Os olhos de dona Dora se transformaram em meias-luas ao sorrir.
— A senhora é tão linda. Com esse calor lá fora, só de olhar para a senhora já me sinto refrescada. Não sei bem como explicar, mas é uma visão que alivia o calor.
Mariana nunca havia sido elogiada daquela forma. Achava incrível como as pessoas ligadas a Arthur eram tão diretas, mas sem serem inconvenientes.
— O que a senhora gosta de comer de manhã? Ou prefere me passar uma lista? — Apesar de entusiasmada, dona Dora era muito respeitosa.
Ela pediu que Mariana esperasse no sofá.
Mariana aproveitou para procurar Jasmim e preparar o café da manhã da gata.
— Preciso de ingredientes nutritivos e saudáveis, mas que não engordem.
— Tem alguma restrição ou alergia?
— Não posso comer peixe.
— Então vou preparar uns grãos no vapor, um ovo cozido e uma salada. A senhora tem o costume de tomar café moído na hora?
— Qualquer um serve, suco de frutas também está ótimo. — Mariana respondeu.
— Certo, um momento, por favor.
Ter uma governanta em casa realmente facilitava as coisas, mas o Residencial Belvedere era imenso. Encontrar uma gata que ainda estava reconhecendo o território não era tarefa fácil.
Quando Arthur desceu as escadas, viu Mariana ajoelhada no chão, procurando algo.
A cintura dela se curvava, formando um arco deslumbrante, estreito e flexível. Seguindo o olhar para baixo, embora fosse magra, não era esquelética; possuía curvas bem delineadas onde devia.
— Não achou a gata e resolveu virar uma?
A voz brincalhona do homem soou. Mariana virou a cabeça e o viu parado na curva da escada. A luz do sol entrava pela janela atrás dele. Por ele ser muito alto e estar olhando de cima, Mariana sentiu-se ainda mais constrangida com a posição em que se encontrava.
— Acho que ela ainda não se acostumou com o ambiente novo.
— Não precisa. — Enquanto falava, ele segurou o braço dela. Era tão fino que ele temia quebrá-lo se apertasse com força.

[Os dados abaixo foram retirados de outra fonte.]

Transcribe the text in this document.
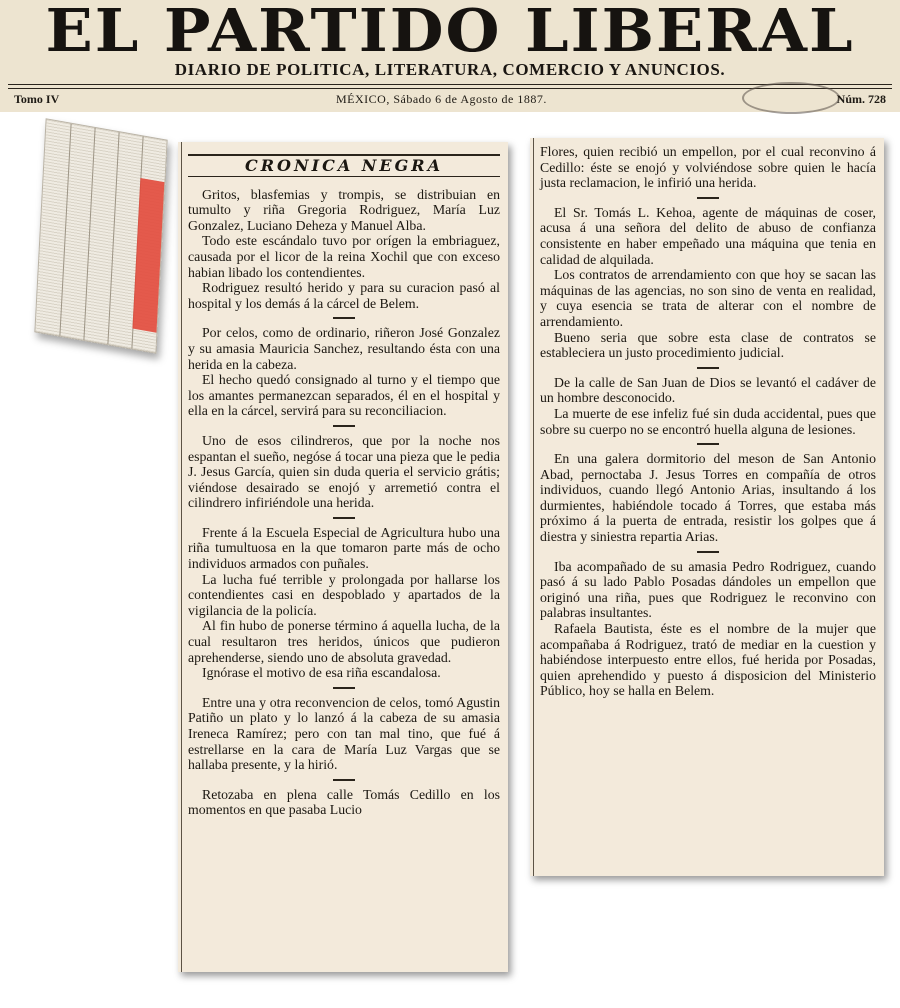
EL PARTIDO LIBERAL
DIARIO DE POLITICA, LITERATURA, COMERCIO Y ANUNCIOS.
Tomo IV	MÉXICO, Sábado 6 de Agosto de 1887.	Núm. 728
CRONICA NEGRA

Gritos, blasfemias y trompis, se distribuian en tumulto y riña Gregoria Rodriguez, María Luz Gonzalez, Luciano Deheza y Manuel Alba.

Todo este escándalo tuvo por orígen la embriaguez, causada por el licor de la reina Xochil que con exceso habian libado los contendientes.

Rodriguez resultó herido y para su curacion pasó al hospital y los demás á la cárcel de Belem.

Por celos, como de ordinario, riñeron José Gonzalez y su amasia Mauricia Sanchez, resultando ésta con una herida en la cabeza.

El hecho quedó consignado al turno y el tiempo que los amantes permanezcan separados, él en el hospital y ella en la cárcel, servirá para su reconciliacion.

Uno de esos cilindreros, que por la noche nos espantan el sueño, negóse á tocar una pieza que le pedia J. Jesus García, quien sin duda queria el servicio grátis; viéndose desairado se enojó y arremetió contra el cilindrero infiriéndole una herida.

Frente á la Escuela Especial de Agricultura hubo una riña tumultuosa en la que tomaron parte más de ocho individuos armados con puñales.

La lucha fué terrible y prolongada por hallarse los contendientes casi en despoblado y apartados de la vigilancia de la policía.

Al fin hubo de ponerse término á aquella lucha, de la cual resultaron tres heridos, únicos que pudieron aprehenderse, siendo uno de absoluta gravedad.

Ignórase el motivo de esa riña escandalosa.

Entre una y otra reconvencion de celos, tomó Agustin Patiño un plato y lo lanzó á la cabeza de su amasia Ireneca Ramírez; pero con tan mal tino, que fué á estrellarse en la cara de María Luz Vargas que se hallaba presente, y la hirió.

Retozaba en plena calle Tomás Cedillo en los momentos en que pasaba Lucio

Flores, quien recibió un empellon, por el cual reconvino á Cedillo: éste se enojó y volviéndose sobre quien le hacía justa reclamacion, le infirió una herida.

El Sr. Tomás L. Kehoa, agente de máquinas de coser, acusa á una señora del delito de abuso de confianza consistente en haber empeñado una máquina que tenia en calidad de alquilada.

Los contratos de arrendamiento con que hoy se sacan las máquinas de las agencias, no son sino de venta en realidad, y cuya esencia se trata de alterar con el nombre de arrendamiento.

Bueno seria que sobre esta clase de contratos se estableciera un justo procedimiento judicial.

De la calle de San Juan de Dios se levantó el cadáver de un hombre desconocido.

La muerte de ese infeliz fué sin duda accidental, pues que sobre su cuerpo no se encontró huella alguna de lesiones.

En una galera dormitorio del meson de San Antonio Abad, pernoctaba J. Jesus Torres en compañía de otros individuos, cuando llegó Antonio Arias, insultando á los durmientes, habiéndole tocado á Torres, que estaba más próximo á la puerta de entrada, resistir los golpes que á diestra y siniestra repartia Arias.

Iba acompañado de su amasia Pedro Rodriguez, cuando pasó á su lado Pablo Posadas dándoles un empellon que originó una riña, pues que Rodriguez le reconvino con palabras insultantes.

Rafaela Bautista, éste es el nombre de la mujer que acompañaba á Rodriguez, trató de mediar en la cuestion y habiéndose interpuesto entre ellos, fué herida por Posadas, quien aprehendido y puesto á disposicion del Ministerio Público, hoy se halla en Belem.
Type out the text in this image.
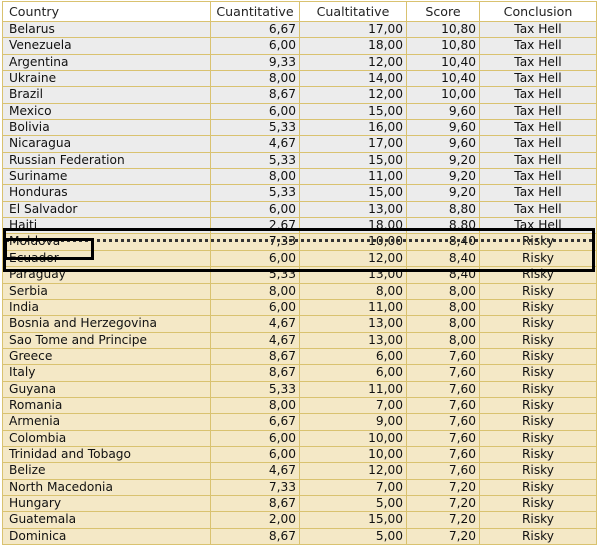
Country	Cuantitative	Cualtitative	Score	Conclusion
Belarus	6,67	17,00	10,80	Tax Hell
Venezuela	6,00	18,00	10,80	Tax Hell
Argentina	9,33	12,00	10,40	Tax Hell
Ukraine	8,00	14,00	10,40	Tax Hell
Brazil	8,67	12,00	10,00	Tax Hell
Mexico	6,00	15,00	9,60	Tax Hell
Bolivia	5,33	16,00	9,60	Tax Hell
Nicaragua	4,67	17,00	9,60	Tax Hell
Russian Federation	5,33	15,00	9,20	Tax Hell
Suriname	8,00	11,00	9,20	Tax Hell
Honduras	5,33	15,00	9,20	Tax Hell
El Salvador	6,00	13,00	8,80	Tax Hell
Haiti	2,67	18,00	8,80	Tax Hell
Moldova	7,33	10,00	8,40	Risky
Ecuador	6,00	12,00	8,40	Risky
Paraguay	5,33	13,00	8,40	Risky
Serbia	8,00	8,00	8,00	Risky
India	6,00	11,00	8,00	Risky
Bosnia and Herzegovina	4,67	13,00	8,00	Risky
Sao Tome and Principe	4,67	13,00	8,00	Risky
Greece	8,67	6,00	7,60	Risky
Italy	8,67	6,00	7,60	Risky
Guyana	5,33	11,00	7,60	Risky
Romania	8,00	7,00	7,60	Risky
Armenia	6,67	9,00	7,60	Risky
Colombia	6,00	10,00	7,60	Risky
Trinidad and Tobago	6,00	10,00	7,60	Risky
Belize	4,67	12,00	7,60	Risky
North Macedonia	7,33	7,00	7,20	Risky
Hungary	8,67	5,00	7,20	Risky
Guatemala	2,00	15,00	7,20	Risky
Dominica	8,67	5,00	7,20	Risky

— Mas você vai trabalhar... — Mariana começou.
Dizia-se que a empresa dele era gigantesca e tinha muitos funcionários. Ir trabalhar com as calças naquele estado certamente o faria virar motivo de piada.
— É um presente de boas-vindas da minha filha, vou usar. Deixar que eles vejam é uma honra para eles.
Arthur falou com tanta naturalidade que parecia que qualquer absurdo que saísse de sua boca soava perfeitamente normal.
— O café está na mesa. — Dona Dora era muito ágil.
Quando Mariana se aproximou com Jasmim no colo, já havia dois pratos de café da manhã na mesa.
Mingau de quinoa e milho com pepino-do-mar, aspargos cozidos com peito de frango em baixa temperatura, ovo com gema mole, meia porção de abacate com algumas gotas de azeite, um potinho com mirtilos e framboesas, e um copo de leite de amêndoas sem açúcar, morno.
O café de Arthur era mais simples: macarrão com óleo de cebolinha e camarão seco, brotos de ervilha refogados, corvina no vapor com presunto e dois ovos fritos.
— Se tiver alguma preferência, restrição ou algo que a dona Dora precise saber, é só falar com ela. — Arthur comeu um pouco do macarrão. Seus movimentos não eram exatamente elegantes, mas transmitiam uma certa rusticidade masculina.